The thing is, you might want to exclude a certain URL from going to one destination but not another, so you'd need to specify a wildcard on either source or destination. However, given that a wildcard can be used to deal with prefixes, we don't need to specifically worry about prefixes. So, I propose:

<exclude-source match="<wildcard pattern>"/>
<exclude-destination match="<wildcard pattern>"/>
<exclude-source match="<wildcard pattern>"/>
<exclude-destination match="<wildcard pattern>"/>

I don't want to use <exclude type="source" ...> as I wan to reserve the type attribute for specifying whether to use a wildcard or regexp matcher.

Thoughts?

I've got some basic code in place to do includes/excludes - I'll keep you posted.

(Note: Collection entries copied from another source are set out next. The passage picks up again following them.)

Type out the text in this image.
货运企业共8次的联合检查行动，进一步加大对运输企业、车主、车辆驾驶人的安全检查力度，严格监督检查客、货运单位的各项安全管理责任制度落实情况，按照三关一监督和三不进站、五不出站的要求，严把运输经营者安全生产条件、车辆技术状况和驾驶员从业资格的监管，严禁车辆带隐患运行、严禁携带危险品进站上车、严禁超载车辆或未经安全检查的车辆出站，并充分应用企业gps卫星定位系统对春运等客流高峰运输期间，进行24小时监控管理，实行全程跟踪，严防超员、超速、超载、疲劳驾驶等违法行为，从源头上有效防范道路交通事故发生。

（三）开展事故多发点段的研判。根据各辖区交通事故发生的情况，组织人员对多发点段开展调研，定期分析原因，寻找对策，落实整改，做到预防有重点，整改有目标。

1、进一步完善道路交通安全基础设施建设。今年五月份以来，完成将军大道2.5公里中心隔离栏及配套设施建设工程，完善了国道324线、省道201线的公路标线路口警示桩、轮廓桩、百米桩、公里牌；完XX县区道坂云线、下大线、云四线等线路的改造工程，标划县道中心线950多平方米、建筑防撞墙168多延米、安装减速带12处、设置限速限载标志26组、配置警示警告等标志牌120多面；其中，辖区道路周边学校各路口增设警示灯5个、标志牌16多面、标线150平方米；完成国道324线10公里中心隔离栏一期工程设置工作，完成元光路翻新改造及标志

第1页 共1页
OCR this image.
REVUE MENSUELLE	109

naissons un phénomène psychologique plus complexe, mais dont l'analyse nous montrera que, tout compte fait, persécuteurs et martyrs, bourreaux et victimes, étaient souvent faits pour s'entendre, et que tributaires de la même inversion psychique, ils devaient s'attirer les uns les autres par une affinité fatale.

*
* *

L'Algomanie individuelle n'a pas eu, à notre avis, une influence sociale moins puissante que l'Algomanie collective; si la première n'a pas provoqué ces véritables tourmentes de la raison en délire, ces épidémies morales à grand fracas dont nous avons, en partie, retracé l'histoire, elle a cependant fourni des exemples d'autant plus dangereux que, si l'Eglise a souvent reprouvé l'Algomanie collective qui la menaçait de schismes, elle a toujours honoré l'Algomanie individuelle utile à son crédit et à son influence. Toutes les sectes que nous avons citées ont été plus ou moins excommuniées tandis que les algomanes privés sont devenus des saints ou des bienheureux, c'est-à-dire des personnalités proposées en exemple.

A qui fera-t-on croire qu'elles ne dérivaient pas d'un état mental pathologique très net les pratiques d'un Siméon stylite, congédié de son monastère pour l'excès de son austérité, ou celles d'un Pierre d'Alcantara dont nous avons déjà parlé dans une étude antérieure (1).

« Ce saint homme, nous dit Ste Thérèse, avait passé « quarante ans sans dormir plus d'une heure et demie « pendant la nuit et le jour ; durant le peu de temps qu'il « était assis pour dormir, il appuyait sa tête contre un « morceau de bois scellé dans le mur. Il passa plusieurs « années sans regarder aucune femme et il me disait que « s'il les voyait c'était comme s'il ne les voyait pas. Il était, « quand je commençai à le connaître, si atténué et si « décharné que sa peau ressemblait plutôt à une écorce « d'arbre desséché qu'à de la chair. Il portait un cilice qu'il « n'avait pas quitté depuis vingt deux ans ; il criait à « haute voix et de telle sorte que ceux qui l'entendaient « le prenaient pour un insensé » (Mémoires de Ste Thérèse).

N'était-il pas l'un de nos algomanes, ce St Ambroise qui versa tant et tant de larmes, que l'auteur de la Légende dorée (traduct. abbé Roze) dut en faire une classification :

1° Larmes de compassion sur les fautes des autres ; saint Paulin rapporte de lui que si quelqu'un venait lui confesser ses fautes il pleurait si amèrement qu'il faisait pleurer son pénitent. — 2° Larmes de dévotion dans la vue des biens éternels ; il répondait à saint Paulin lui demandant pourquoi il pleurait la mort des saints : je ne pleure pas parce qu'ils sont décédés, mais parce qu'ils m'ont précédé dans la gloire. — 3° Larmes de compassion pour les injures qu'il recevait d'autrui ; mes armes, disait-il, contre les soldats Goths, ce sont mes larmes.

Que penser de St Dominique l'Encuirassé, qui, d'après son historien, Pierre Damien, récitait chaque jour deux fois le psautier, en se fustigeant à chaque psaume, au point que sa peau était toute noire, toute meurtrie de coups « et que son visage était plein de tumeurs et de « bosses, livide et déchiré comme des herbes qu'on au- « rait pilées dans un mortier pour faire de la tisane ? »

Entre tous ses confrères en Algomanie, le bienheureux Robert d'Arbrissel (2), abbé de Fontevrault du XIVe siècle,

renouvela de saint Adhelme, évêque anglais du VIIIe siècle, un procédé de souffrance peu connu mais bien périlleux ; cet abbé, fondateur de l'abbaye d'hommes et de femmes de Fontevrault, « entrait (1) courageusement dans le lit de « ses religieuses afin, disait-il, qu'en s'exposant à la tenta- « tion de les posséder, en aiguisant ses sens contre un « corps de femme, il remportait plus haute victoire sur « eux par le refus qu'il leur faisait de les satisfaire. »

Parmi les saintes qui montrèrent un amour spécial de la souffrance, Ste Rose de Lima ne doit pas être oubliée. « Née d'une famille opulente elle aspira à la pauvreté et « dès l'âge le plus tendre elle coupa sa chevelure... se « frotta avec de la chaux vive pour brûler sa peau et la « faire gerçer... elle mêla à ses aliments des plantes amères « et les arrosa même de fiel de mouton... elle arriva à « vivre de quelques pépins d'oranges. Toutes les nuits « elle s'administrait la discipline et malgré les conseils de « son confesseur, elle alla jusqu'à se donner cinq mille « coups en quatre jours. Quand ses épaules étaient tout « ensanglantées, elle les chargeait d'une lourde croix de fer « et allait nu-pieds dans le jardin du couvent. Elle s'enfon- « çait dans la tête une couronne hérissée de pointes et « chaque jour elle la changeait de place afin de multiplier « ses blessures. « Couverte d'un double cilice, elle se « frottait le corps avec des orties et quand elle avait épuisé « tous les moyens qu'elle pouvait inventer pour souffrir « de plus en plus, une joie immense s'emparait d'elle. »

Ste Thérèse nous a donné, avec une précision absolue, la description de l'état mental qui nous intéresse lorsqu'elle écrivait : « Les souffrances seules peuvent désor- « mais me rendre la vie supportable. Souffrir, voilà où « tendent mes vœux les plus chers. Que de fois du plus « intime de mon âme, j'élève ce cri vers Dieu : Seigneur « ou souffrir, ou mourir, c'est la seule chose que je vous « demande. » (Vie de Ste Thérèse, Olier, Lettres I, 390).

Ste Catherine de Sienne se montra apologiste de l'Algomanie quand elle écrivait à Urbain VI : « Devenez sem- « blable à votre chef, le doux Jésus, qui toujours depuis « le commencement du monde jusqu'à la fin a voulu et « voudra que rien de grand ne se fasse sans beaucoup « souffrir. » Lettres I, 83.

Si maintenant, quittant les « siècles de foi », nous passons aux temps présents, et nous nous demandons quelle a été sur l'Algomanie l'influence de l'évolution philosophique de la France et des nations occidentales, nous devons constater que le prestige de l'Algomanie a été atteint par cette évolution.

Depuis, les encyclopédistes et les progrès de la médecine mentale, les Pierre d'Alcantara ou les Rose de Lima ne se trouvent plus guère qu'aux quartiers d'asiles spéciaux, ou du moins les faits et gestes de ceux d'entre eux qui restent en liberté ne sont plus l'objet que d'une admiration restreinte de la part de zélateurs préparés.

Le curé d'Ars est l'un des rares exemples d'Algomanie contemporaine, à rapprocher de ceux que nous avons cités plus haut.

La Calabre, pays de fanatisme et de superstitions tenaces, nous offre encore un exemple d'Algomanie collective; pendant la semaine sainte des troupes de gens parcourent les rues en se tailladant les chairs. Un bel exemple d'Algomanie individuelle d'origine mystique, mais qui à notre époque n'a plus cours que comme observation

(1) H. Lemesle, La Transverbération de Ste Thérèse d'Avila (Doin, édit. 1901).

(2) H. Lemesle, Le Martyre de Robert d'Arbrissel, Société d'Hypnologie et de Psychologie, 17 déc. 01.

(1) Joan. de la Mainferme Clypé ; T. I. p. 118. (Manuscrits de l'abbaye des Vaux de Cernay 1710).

With include, you can have only a very narrow part of your site
crawled.

Note: I think the xconf format needs some serious rethinking, so this would be a temporary extension.


I agree, the format isn't something that can be decided up-front. I
wouldn't worry too much about keeping backwards-compat.


What do you think?

I'm struggling to fit a number of projects into limited time (1 1/2 hours per day) - want to do Cocoon stuff, but need to work on some other sites), but I'm keen to get Cocoon working for you.



Thanks very much :) I'm in the same boat, working on Forrest in the evenings. No rush -- there's plenty of other stuff to keep us busy before a release.

I've just managed to shove one burning project two weeks into the future, so I'm back on for Cocoon for a while!

PS: in your CLI experiments, have you ever encountered a bug where the
last link in a page isn't crawled?  I'll try to come up with a decent
replicable example, but thought I'd mention it anyway.

To be honest, I haven't. Give me an example, and I'll look into it.